Polymeric Nanoparticles and Microcapsules for Biomedical Applications

Abstract

Nanoparticle-based delivery vehicles have received substantial interest in the field of drug delivery particularly pertaining to chemotherapeutics. By virtue of their size, nanoscale drug delivery vehicles overcome many obstacles encountered by traditional systems. Moreover, nanocarriers can be fabricated to be ‘smart’, meaning they can be responsive to internal stimuli relating to the microenvironment of the tumor and/or external stimuli that can be delivered non-invasively from outside of the body. One such external trigger is ultrasound, well-known for its role in biomedical imaging based on its wide availability, non-invasiveness, and safety but increasingly being applied for drug delivery. This thesis proposes solutions to two key challenges associated with locally-targeted polymer-based drug delivery: enhanced tumor accumulation and externally-triggered control over release kinetics. In the former case, brush polymer PLA-PEG analogues are synthesized and explored to correlate how the architecture of these brush blocks affects the resulting self-assembled nanoparticle size, zeta potential, cytotoxicity in vitro, circulation time, and accumulation profiles in vivo.
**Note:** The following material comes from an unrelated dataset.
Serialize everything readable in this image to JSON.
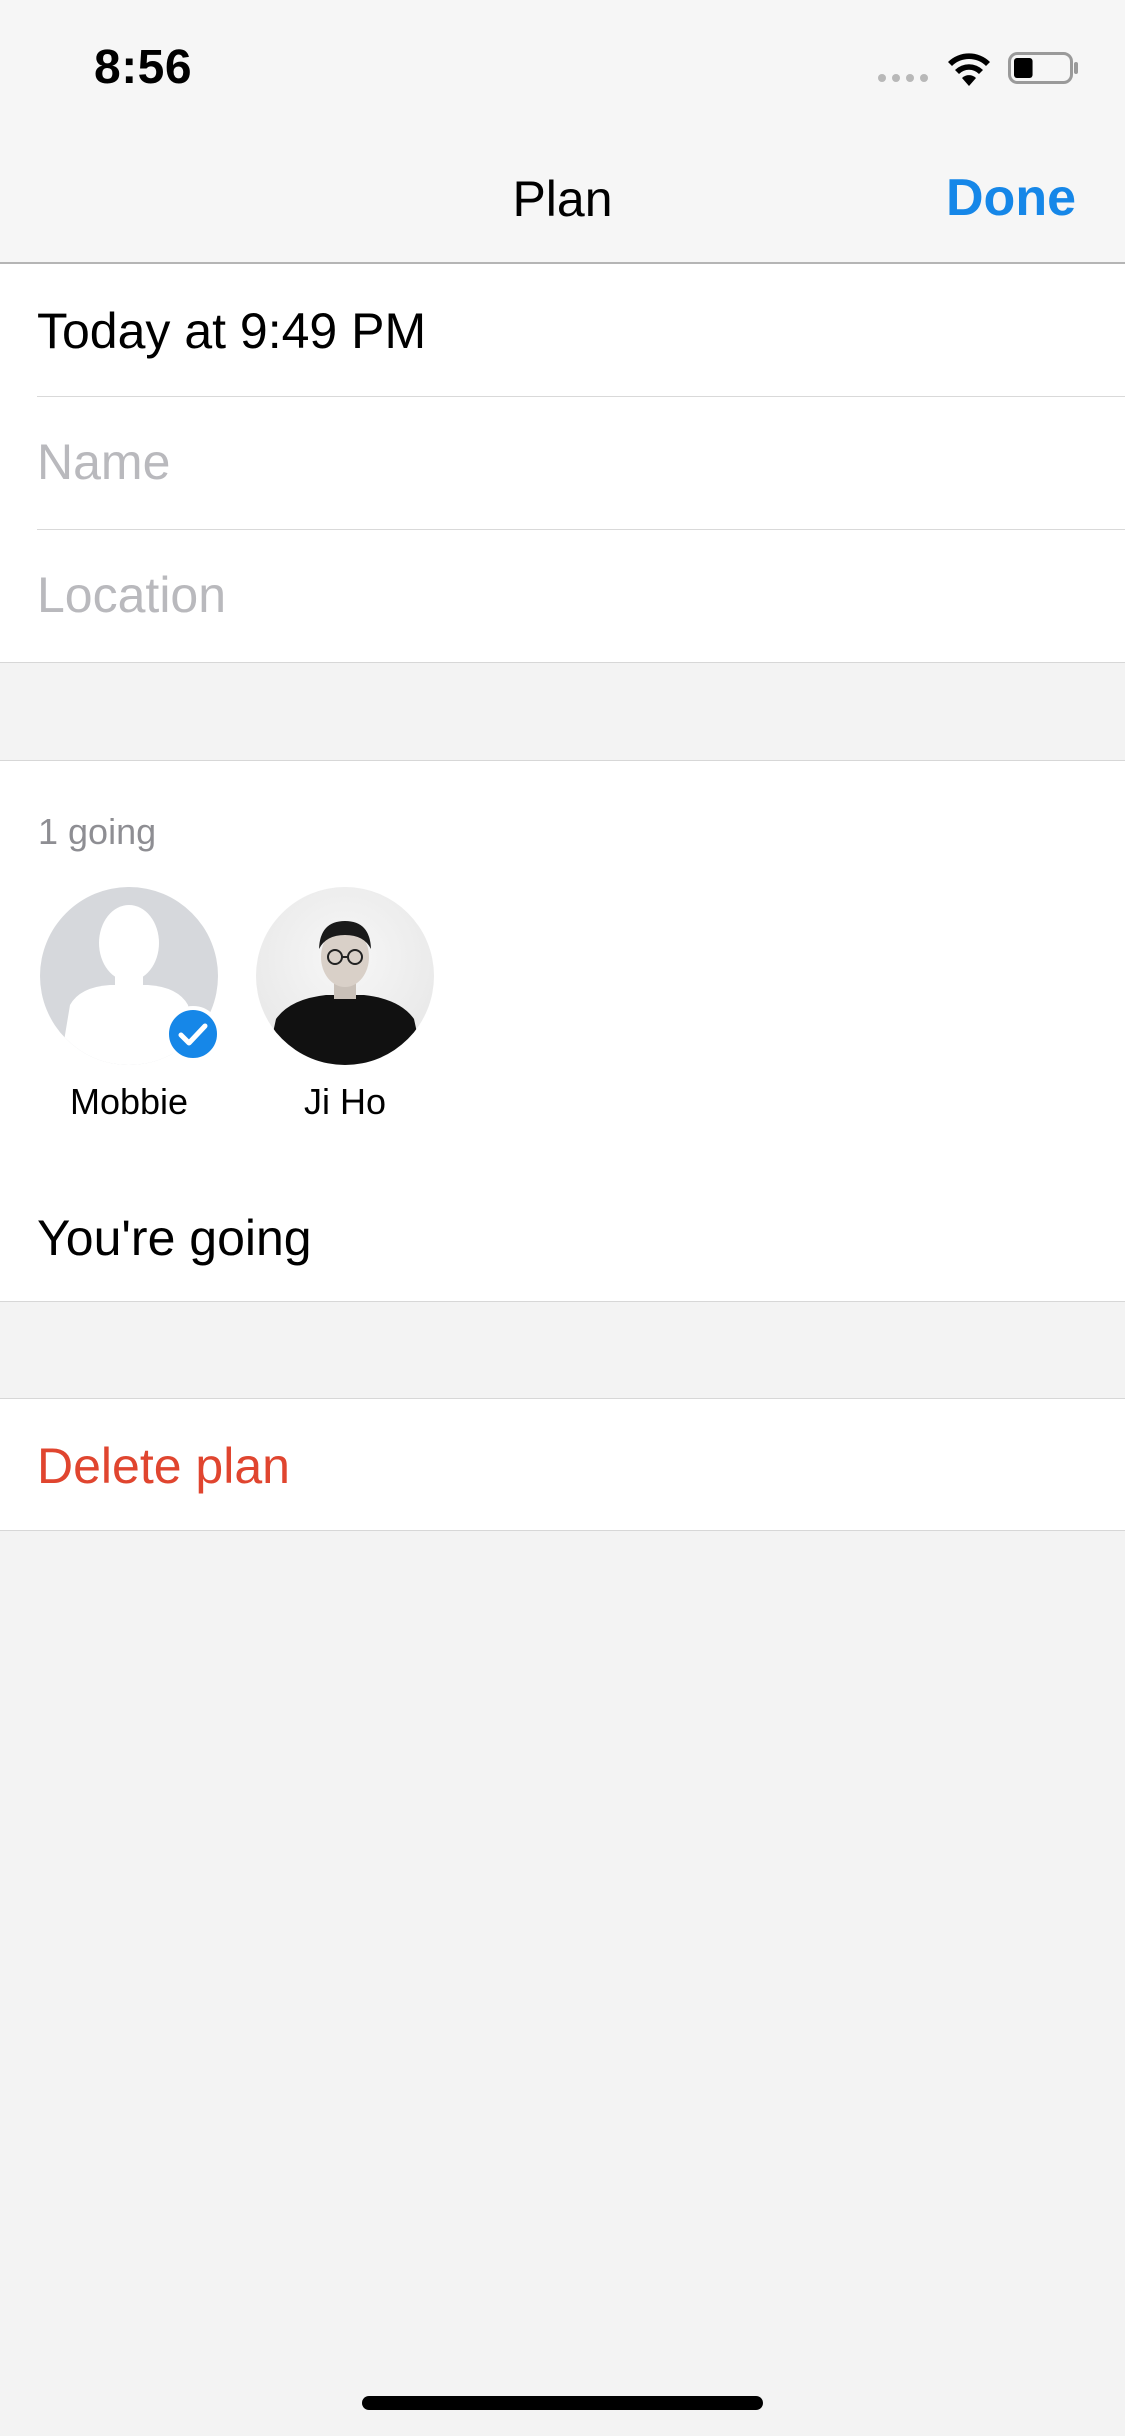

Indeed, brush copolymer analogues allow for copolymerization with additional monomers while conserving ‘stealth properties of linear copolymers, as well as exhibit superior circulation times and longer-term tumor accumulation. In the latter case, a new ultrasound-triggered drug delivery platform is designed consisting of a hollow polymeric shell in which silica “corks” are entrapped; the application of ultrasound can exploit the high difference in the compressibility between the polymeric shell and the silica corks to pop out or otherwise perturb the cork particles, allowing for both on-demand drug release as well as a pulsatile release profiles to be achieved. Overall, by manipulating the surface properties and/or morphologies of polymer-based micro/nanoparticles, the results of this thesis show that key challenges in local drug delivery can be addressed and applied specifically to applications in cancer therapy.